Plus on change, moins on change

Un grand hôpital veut se réorganiser en constituant des équipes de soins autonomes, dont chacune comprend médecins, infirmières et pharmaciens. Une grosse société souhaite transformer son organisation hiérarchisée en une juxtaposition d'équipes autonomes. Tous deux font appel à Andrew L. Molinsky, spécialiste en sociologie des organisations à Harvard, pour qu'il étudie à fond par quelles voies les projets élaborés par la direction se réalisent à la base. Et, dans les deux cas, le chercheur est amené, par ses observations sur le terrain, à transformer sa recherche en une étude des raisons pour lesquelles le changement ne se produit pas... Ces raisons peuvent s'exprimer, selon l'auteur, sous forme de trois paradoxes : 1) Le changement nécessite l'implication de la direction ; mais l'implication de la direction fait obstacle au changement.

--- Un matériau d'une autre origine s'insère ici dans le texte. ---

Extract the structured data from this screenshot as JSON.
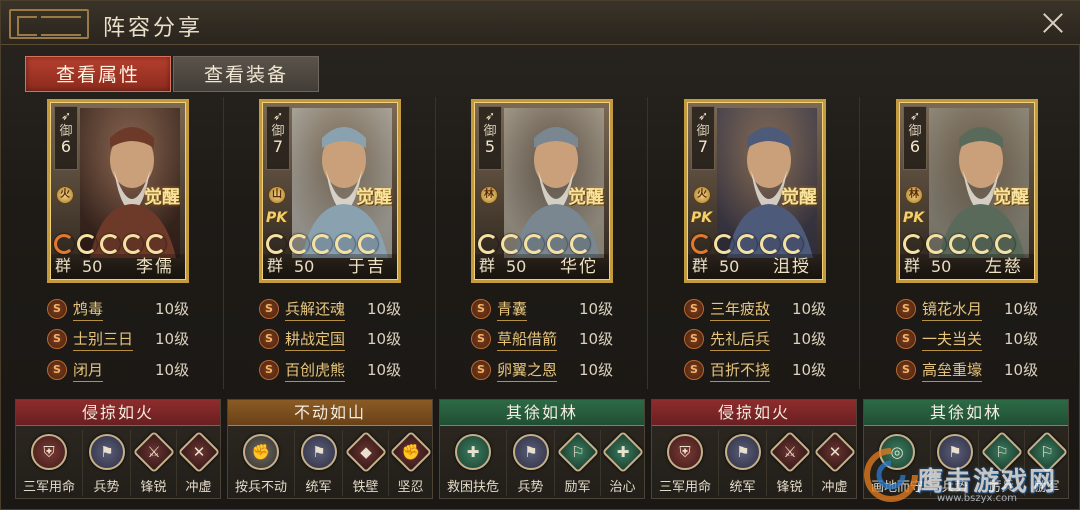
{
  "title": "阵容分享",
  "tabs": {
    "attributes": "查看属性",
    "equipment": "查看装备"
  },
  "heroes": [
    {
      "name": "李儒",
      "faction": "群",
      "level": "50",
      "def_label": "御",
      "def_value": "6",
      "type_badge": "火",
      "pk": "",
      "awake": "觉醒",
      "stars": 5,
      "red_stars": 1,
      "skills": [
        {
          "icon": "S",
          "name": "鸩毒",
          "level": "10级"
        },
        {
          "icon": "S",
          "name": "士别三日",
          "level": "10级"
        },
        {
          "icon": "S",
          "name": "闭月",
          "level": "10级"
        }
      ]
    },
    {
      "name": "于吉",
      "faction": "群",
      "level": "50",
      "def_label": "御",
      "def_value": "7",
      "type_badge": "山",
      "pk": "PK",
      "awake": "觉醒",
      "stars": 5,
      "red_stars": 0,
      "skills": [
        {
          "icon": "S",
          "name": "兵解还魂",
          "level": "10级"
        },
        {
          "icon": "S",
          "name": "耕战定国",
          "level": "10级"
        },
        {
          "icon": "S",
          "name": "百创虎熊",
          "level": "10级"
        }
      ]
    },
    {
      "name": "华佗",
      "faction": "群",
      "level": "50",
      "def_label": "御",
      "def_value": "5",
      "type_badge": "林",
      "pk": "",
      "awake": "觉醒",
      "stars": 5,
      "red_stars": 0,
      "skills": [
        {
          "icon": "S",
          "name": "青囊",
          "level": "10级"
        },
        {
          "icon": "S",
          "name": "草船借箭",
          "level": "10级"
        },
        {
          "icon": "S",
          "name": "卵翼之恩",
          "level": "10级"
        }
      ]
    },
    {
      "name": "沮授",
      "faction": "群",
      "level": "50",
      "def_label": "御",
      "def_value": "7",
      "type_badge": "火",
      "pk": "PK",
      "awake": "觉醒",
      "stars": 5,
      "red_stars": 1,
      "skills": [
        {
          "icon": "S",
          "name": "三年疲敌",
          "level": "10级"
        },
        {
          "icon": "S",
          "name": "先礼后兵",
          "level": "10级"
        },
        {
          "icon": "S",
          "name": "百折不挠",
          "level": "10级"
        }
      ]
    },
    {
      "name": "左慈",
      "faction": "群",
      "level": "50",
      "def_label": "御",
      "def_value": "6",
      "type_badge": "林",
      "pk": "PK",
      "awake": "觉醒",
      "stars": 5,
      "red_stars": 0,
      "skills": [
        {
          "icon": "S",
          "name": "镜花水月",
          "level": "10级"
        },
        {
          "icon": "S",
          "name": "一夫当关",
          "level": "10级"
        },
        {
          "icon": "S",
          "name": "高垒重壕",
          "level": "10级"
        }
      ]
    }
  ],
  "tactics": [
    {
      "header": "侵掠如火",
      "color": "red",
      "items": [
        {
          "name": "三军用命",
          "icon": "shield-icon"
        },
        {
          "name": "兵势",
          "icon": "banner-icon"
        },
        {
          "name": "锋锐",
          "icon": "blade-icon"
        },
        {
          "name": "冲虚",
          "icon": "sword-icon"
        }
      ]
    },
    {
      "header": "不动如山",
      "color": "brown",
      "items": [
        {
          "name": "按兵不动",
          "icon": "fist-icon"
        },
        {
          "name": "统军",
          "icon": "banner-icon"
        },
        {
          "name": "铁壁",
          "icon": "helmet-icon"
        },
        {
          "name": "坚忍",
          "icon": "fist-icon"
        }
      ]
    },
    {
      "header": "其徐如林",
      "color": "green",
      "items": [
        {
          "name": "救困扶危",
          "icon": "heal-icon"
        },
        {
          "name": "兵势",
          "icon": "banner-icon"
        },
        {
          "name": "励军",
          "icon": "flag-icon"
        },
        {
          "name": "治心",
          "icon": "heal-icon"
        }
      ]
    },
    {
      "header": "侵掠如火",
      "color": "red",
      "items": [
        {
          "name": "三军用命",
          "icon": "shield-icon"
        },
        {
          "name": "统军",
          "icon": "banner-icon"
        },
        {
          "name": "锋锐",
          "icon": "blade-icon"
        },
        {
          "name": "冲虚",
          "icon": "sword-icon"
        }
      ]
    },
    {
      "header": "其徐如林",
      "color": "green",
      "items": [
        {
          "name": "画地而守",
          "icon": "ring-icon"
        },
        {
          "name": "兵势",
          "icon": "banner-icon"
        },
        {
          "name": "厉兵",
          "icon": "flag-icon"
        },
        {
          "name": "励军",
          "icon": "flag-icon"
        }
      ]
    }
  ],
  "watermark": {
    "text": "鹰击游戏网",
    "url": "www.bszyx.com"
  }
}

Pourquoi ? Parce que la direction opère d'ordinaire comme le recommandent les bons auteurs : elle désigne un responsable du projet. Mais, pour peu qu'il existe des antagonismes entre services ou personnes - ce qui est fréquemment la raison pour laquelle on voulait changer -, l'hostilité envers le responsable désigné « déteint » sur le projet auquel il est identifié. Ou encore, la direction fait étudier la réorganisation dans le cadre de réunions interservices, ce qui exigerait, pour aboutir, une confiance et un esprit de coopération que la réorganisation a précisément pour objectif de promouvoir... 2) Le changement nécessite un engagement enthousiaste des responsables désignés, mais cet engagement fait obstacle au changement. Pourquoi ? Parce que, pour démontrer combien ils sont enthousiastes, ils ont tendance à s'engager dans dix projets à la fois, réduisant leur temps disponible pour chacun et semant la confusion ; et à minimiser les obstacles. 3) Le changement a besoin d'un discours « vendeur », mais ce discours fait obstacle au changement. Pourquoi ? Parce que les sociétés en mal de réorganisation sont souvent celles qui, dans le passé, ont promis sans tenir, et leurs salariés sont devenus sceptiques : ils débitent du « discours enthousiaste » devant les représentants de la direction, et gardent pour eux critiques et réserves.